As the CAM—mental health field picks up momentum, undoubtedly more will be learned about which remedy may work for which indication. For instance, Suppes and her colleagues want to learn whether Veterans Administration patients are using CAM remedies for various psychiatric disorders and, if so, whether they are receiving any benefits from them.
But some questions are especially urgent, researchers in the field believe.
"Many alternative medicines are used for depression, dementia, decreased libido, and alcoholism," Kim noted. "We need more information in these areas."
"People sometimes take vitamins or combinations of vitamins in lieu of treating their bipolar disorder," said Suppes. "In terms of risks and benefits, it would be important to examine that scientifically."
"For CAM practices that have a long record of safety (i.e., acupuncture, meditation, imagery, yoga, etc.), effectiveness and outcome studies should come first," Schnyer asserted.
But should psychiatrists ever recommend to their patients they use CAM for mental health—and if so, for which conditions? CAM—mental health authorities hold different opinions.
"I recommend the omega-3 fatty acids routinely for a number of health benefits," Kim reported.
"I tend to be very evidence-oriented," said Suppes. "So I would not recommend CAM that has not been studied. But what I do endorse and recommend to patients is a healthy lifestyle, which includes eating fresh foods, exercising every day, and sleeping regularly. Yes, I'm positive about CAM, but I also believe in the need to study it."
"Omega-3 fatty acids, St. John's wort, and some other biologically based CAM therapies can be extremely helpful, but care should be taken when combining them with pharmaceutical drugs," Schnyer cautioned. "It's a good idea to consult with CAM practitioners before recommending these types of CAM therapies to patients."
"Yoga and tai chi can promote self-efficacy, which is often lacking in mentally ill people," Mao observed. "So encouraging them to use such modalities could be beneficial. But with many CAM treatments, you should take a number of factors into consideration before recommending them. For instance, how safe is the therapy? How effective? What are the alternatives? And how much does it cost? Cost is particularly important for patients since a lot of CAM is not reimbursed by health insurance companies."

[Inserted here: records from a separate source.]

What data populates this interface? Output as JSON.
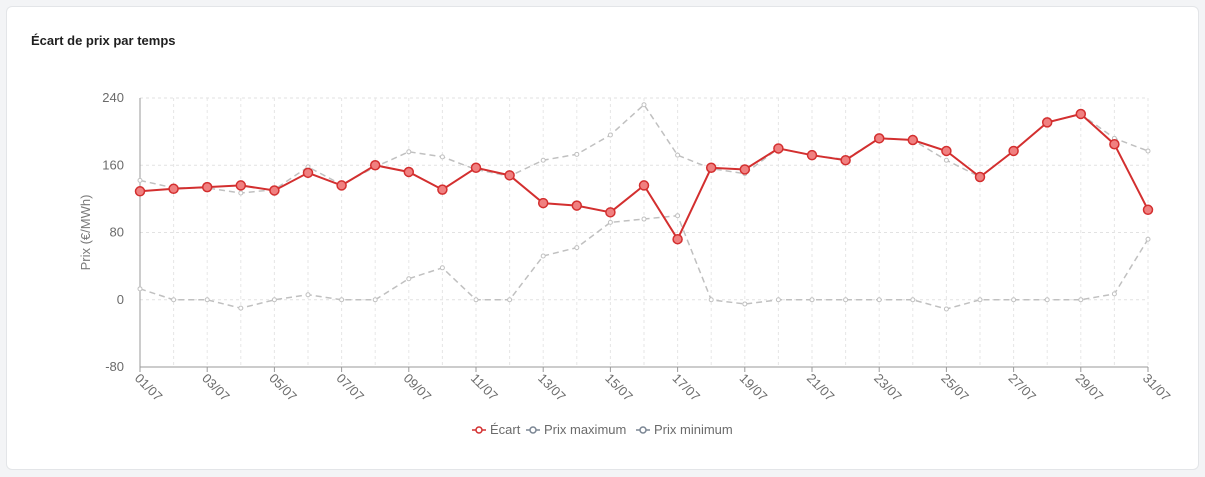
{
  "card": {
    "title": "Écart de prix par temps"
  },
  "chart_data": {
    "type": "line",
    "x": [
      "01/07",
      "02/07",
      "03/07",
      "04/07",
      "05/07",
      "06/07",
      "07/07",
      "08/07",
      "09/07",
      "10/07",
      "11/07",
      "12/07",
      "13/07",
      "14/07",
      "15/07",
      "16/07",
      "17/07",
      "18/07",
      "19/07",
      "20/07",
      "21/07",
      "22/07",
      "23/07",
      "24/07",
      "25/07",
      "26/07",
      "27/07",
      "28/07",
      "29/07",
      "30/07",
      "31/07"
    ],
    "x_tick_labels": [
      "01/07",
      "03/07",
      "05/07",
      "07/07",
      "09/07",
      "11/07",
      "13/07",
      "15/07",
      "17/07",
      "19/07",
      "21/07",
      "23/07",
      "25/07",
      "27/07",
      "29/07",
      "31/07"
    ],
    "ylabel": "Prix (€/MWh)",
    "ylim": [
      -80,
      240
    ],
    "yticks": [
      240,
      160,
      80,
      0,
      -80
    ],
    "grid": true,
    "legend_position": "bottom-center",
    "series": [
      {
        "name": "Écart",
        "color": "#d32f2f",
        "style": "solid-markers",
        "values": [
          129,
          132,
          134,
          136,
          130,
          151,
          136,
          160,
          152,
          131,
          157,
          148,
          115,
          112,
          104,
          136,
          72,
          157,
          155,
          180,
          172,
          166,
          192,
          190,
          177,
          146,
          177,
          211,
          221,
          185,
          107
        ]
      },
      {
        "name": "Prix maximum",
        "color": "#c0c0c0",
        "style": "dashed",
        "values": [
          142,
          133,
          133,
          127,
          131,
          158,
          137,
          158,
          176,
          170,
          155,
          147,
          166,
          173,
          196,
          232,
          172,
          156,
          150,
          180,
          172,
          167,
          192,
          190,
          166,
          146,
          177,
          211,
          221,
          192,
          177
        ]
      },
      {
        "name": "Prix minimum",
        "color": "#c0c0c0",
        "style": "dashed",
        "values": [
          13,
          0,
          0,
          -10,
          0,
          6,
          0,
          0,
          25,
          38,
          0,
          0,
          52,
          62,
          92,
          96,
          100,
          0,
          -5,
          0,
          0,
          0,
          0,
          0,
          -11,
          0,
          0,
          0,
          0,
          7,
          72
        ]
      }
    ]
  }
}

"Ultimately, the most valuable contribution that CAM can make to mental health," Schnyer predicted, "is not a series of modalities that may be helpful, but a change in how we view illness and the process of getting well."
More information about CAM for mental health indications is posted at <www.nccam.nih.gov> and can be found in the book Complementary and Alternative Treatments in Mental Health Care, edited by James H. Lake, M.D., and David Spiegel, M.D., published by American Psychiatric Publishing Inc.